Another serious credibility issue that continues to raise its ugly head is contracts — or the lack of contracts — for services. Misuse of the term “emergency” repairs to bypass bidding requirements is only one problem. Professionals working in the district without written contract is another problem. Certification of teaching and support staff and possible use of “emergency certificates” need to be looked at as well.


Create a report, generated by administrators of school buildings, showing every certification and expiration date for every teacher and support staff worker. Teachers, administrators, support and staff not holding a valid certification should be given timelines to meet certification requirements.


A review of all vendors needs to be conducted to see that all contracts have been board-approved.


Be it the public or private sector, management-by-crisis without a master plan is very costly. In the ideal world, the curriculum goals drive facility needs. When Dallas School Board decided to build a new high school, curricular needs were established and the architects designed the facility to meet those curriculum goals. In the Wilkes-Barre Area School District, the facilities to some extent drive the curriculum. It is no one’s fault, the school buildings are old and need updating or need to be removed.

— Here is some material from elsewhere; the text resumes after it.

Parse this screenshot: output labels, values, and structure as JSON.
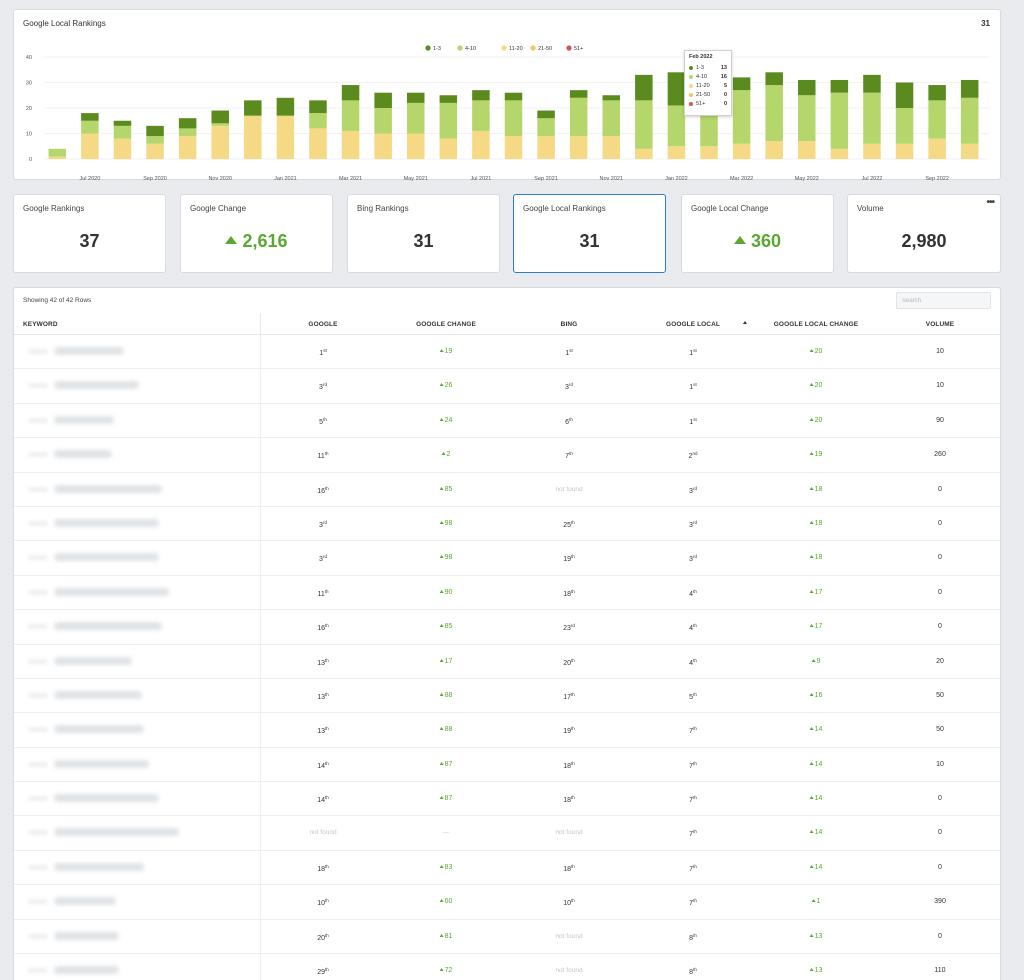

Don’t think for one minute that facilities don’t impact student achievement. Considering the size of the district, age of the buildings and the number of school buildings, a number of options exist, including consolidation, renovations, new construction or a combination. From the piecemeal studies that have been done internally and by architects, it is apparent that a cost of $100 million is not unrealistic in bringing the district to where it needs to be.


Legislation has established that a vote of the taxpaying public must approve this level of expenditure. As such, three factors will force the much-needed updates to be delayed for years down the road: board credibility, a failing economy and the missing long-range plan that would identify and validate need.


To analyze curriculum wants and needs, to establish the facilities needed to meet the curricular objectives, and to evaluate the present facilities and their adaptability, a massive study that leads to a master plan is in order. A master plan would lay out timelines for completion based on funding available and enrollment projections.


A study of this magnitude will exceed a million dollars; but we can’t afford not to do it. We just spent $3 million on a football stadium that might be torn down. We have spent millions upon millions on high schools that might be closed or torn down. The fact is we don’t know, and until we approach this in a business-like manner we will never know.


This bleak fiscal picture will change. The reality that school districts need to bring curriculum, equipment and facilities up to date will win out, and the combination of local, state, federal and private funding will surface. But be assured getting that money will be a competitive process, and districts with validated master studies in place will have the advantage.


Fairly new to Pennsylvania, major capital projects must be approved by a vote of the taxpayers. The credibility of the board and master plan identifying needs will be the catalyst to success.


Richard Holodick is a retired school administrator.